In a story that could have been written just for Hofflimits, news reaches us that from November, the Great British public will be able to join in the CCTV revolution from the comfort of their own homes (story here). A logical extension of The X-Factor will see the citizens of Stratford Upon Avon granted access to local CCTV online, with the chance to report any misdemeanours they see being committed in real time to store detectives. To the winners will go points and prizes, to the losers, presumably, court and jail.
It is the brainchild of the founder of a website called Internet Eyes, James Woodward, who claims the monstrous ubiquity of CCTV in the UK is a victim of its own success.
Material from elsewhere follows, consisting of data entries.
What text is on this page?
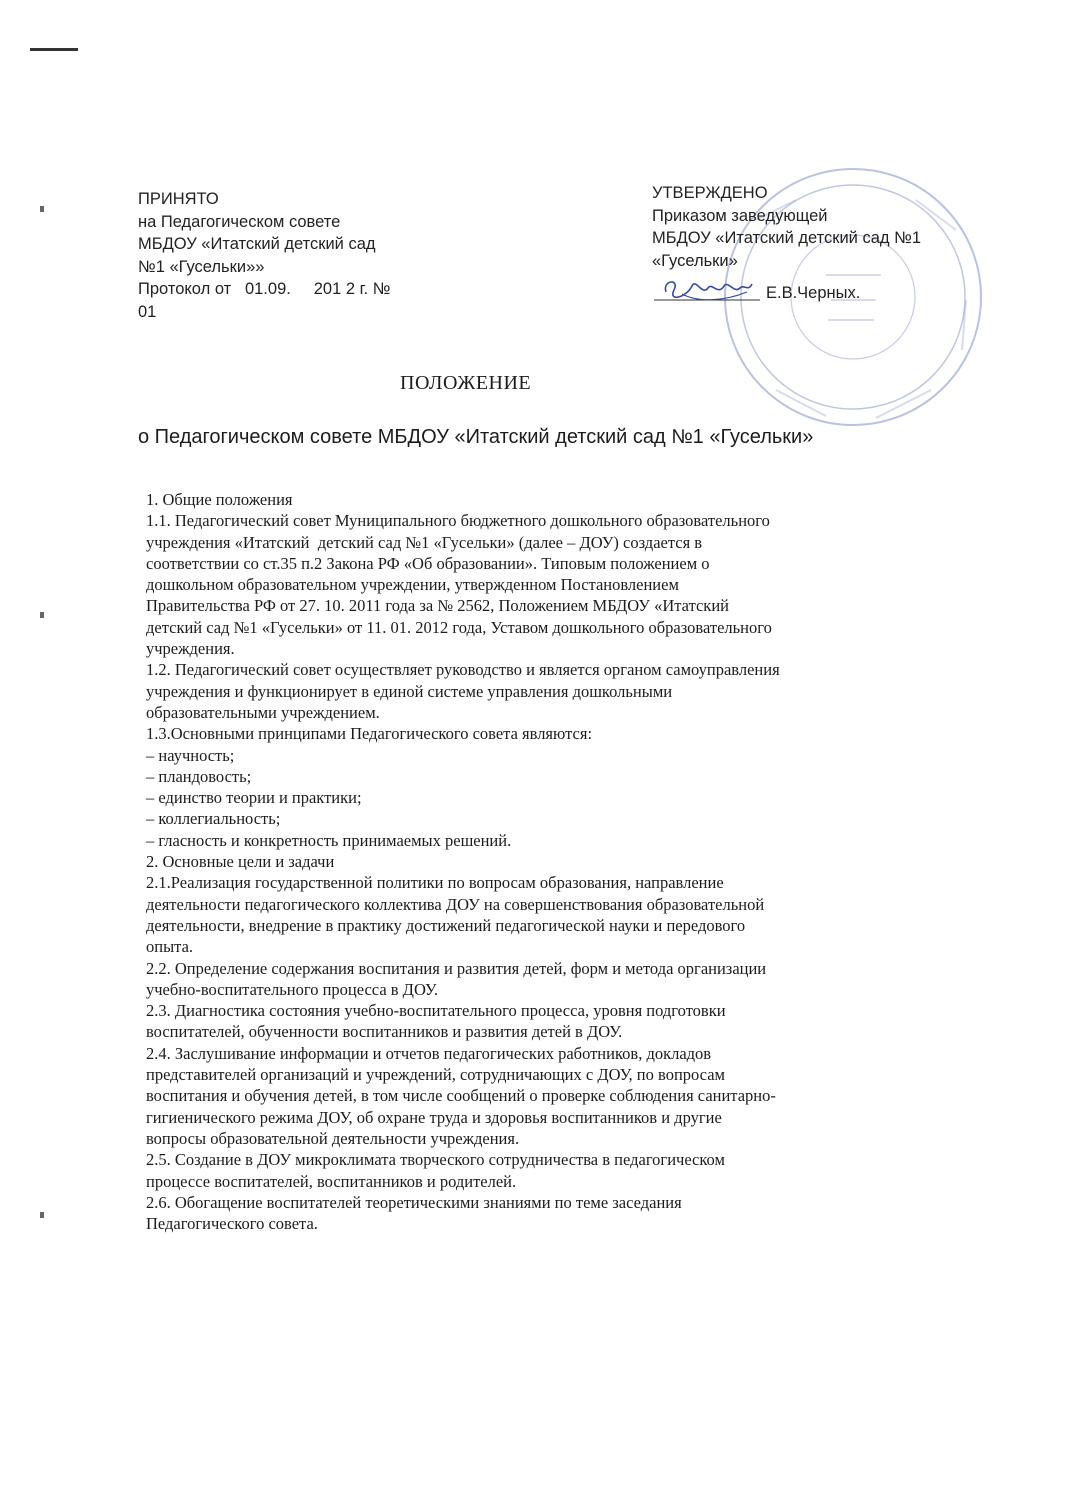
ПРИНЯТО
на Педагогическом совете
МБДОУ «Итатский детский сад
№1 «Гусельки»»
Протокол от   01.09.     201 2 г. №
01
УТВЕРЖДЕНО
Приказом заведующей
МБДОУ «Итатский детский сад №1
«Гусельки»
Е.В.Черных.
ПОЛОЖЕНИЕ
о Педагогическом совете МБДОУ «Итатский детский сад №1 «Гусельки»
1. Общие положения
1.1. Педагогический совет Муниципального бюджетного дошкольного образовательного
учреждения «Итатский  детский сад №1 «Гусельки» (далее – ДОУ) создается в
соответствии со ст.35 п.2 Закона РФ «Об образовании». Типовым положением о
дошкольном образовательном учреждении, утвержденном Постановлением
Правительства РФ от 27. 10. 2011 года за № 2562, Положением МБДОУ «Итатский
детский сад №1 «Гусельки» от 11. 01. 2012 года, Уставом дошкольного образовательного
учреждения.
1.2. Педагогический совет осуществляет руководство и является органом самоуправления
учреждения и функционирует в единой системе управления дошкольными
образовательными учреждением.
1.3.Основными принципами Педагогического совета являются:
– научность;
– пландовость;
– единство теории и практики;
– коллегиальность;
– гласность и конкретность принимаемых решений.
2. Основные цели и задачи
2.1.Реализация государственной политики по вопросам образования, направление
деятельности педагогического коллектива ДОУ на совершенствования образовательной
деятельности, внедрение в практику достижений педагогической науки и передового
опыта.
2.2. Определение содержания воспитания и развития детей, форм и метода организации
учебно-воспитательного процесса в ДОУ.
2.3. Диагностика состояния учебно-воспитательного процесса, уровня подготовки
воспитателей, обученности воспитанников и развития детей в ДОУ.
2.4. Заслушивание информации и отчетов педагогических работников, докладов
представителей организаций и учреждений, сотрудничающих с ДОУ, по вопросам
воспитания и обучения детей, в том числе сообщений о проверке соблюдения санитарно-
гигиенического режима ДОУ, об охране труда и здоровья воспитанников и другие
вопросы образовательной деятельности учреждения.
2.5. Создание в ДОУ микроклимата творческого сотрудничества в педагогическом
процессе воспитателей, воспитанников и родителей.
2.6. Обогащение воспитателей теоретическими знаниями по теме заседания
Педагогического совета.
You see there are too many cameras that record absolutely nothing of interest; a recent survey of cameras in London estimated one crime was captured for every 1000 cameras in place. Presumably the rest were in use elsewhere, being operated by failed coppers ogling the hemlines of girls on the street. But this is not because there is not enough crime, or they are badly placed, or, frankly, superfluous. It is because there aren't enough police officers, failed or otherwise, to spend 18 hours a day watching footage of a brick wall on the off chance a mugger will walk in front of it.
This is where you come in. The Internet Eyes website will offer up to £1,000 if you spot shoplifting or other crimes in progress, thereby combining crime prevention with the incentive of winning money, not to mention generating a certain gameshow-esque thrill. What could possibly go wrong? I'm sure you have worked it out already.
I'm not a betting man, but I'd reckon the odds quite good on a crimewave hitting Stratford in November, as people send their mates in to Lidls to liberate a few tins of special brew, before phoning in the "crime" and pocketing a cheque to be split with their fleet-footed friends later. No doubt the coppers will eventually iron out the process of "reward for reporting" - do you get the check only after a conviction, or is it enough just to report it?
Think of the added dimensions this could bring to neighbourhood disputes. That grumpy old sod from next door pops into oddbins - you put a quick call in to the old bill, say you've seen him slip a Cabernet down his trousers. Look at that pramface with her brats in Netto - I should report her just for wearing that skirt. Truly the mean-spirited nature of the worst Daily Mail, curtain twitching tendencies this country can offer are just a month or so away from being fully realised at last. But at least it will stop people banging on about the clash between X-Factor and Strictly Come Dancing on a Saturday night. They'll be too busy zooming in to see exactly what Mrs Faversham from number 24 is putting in her trolley.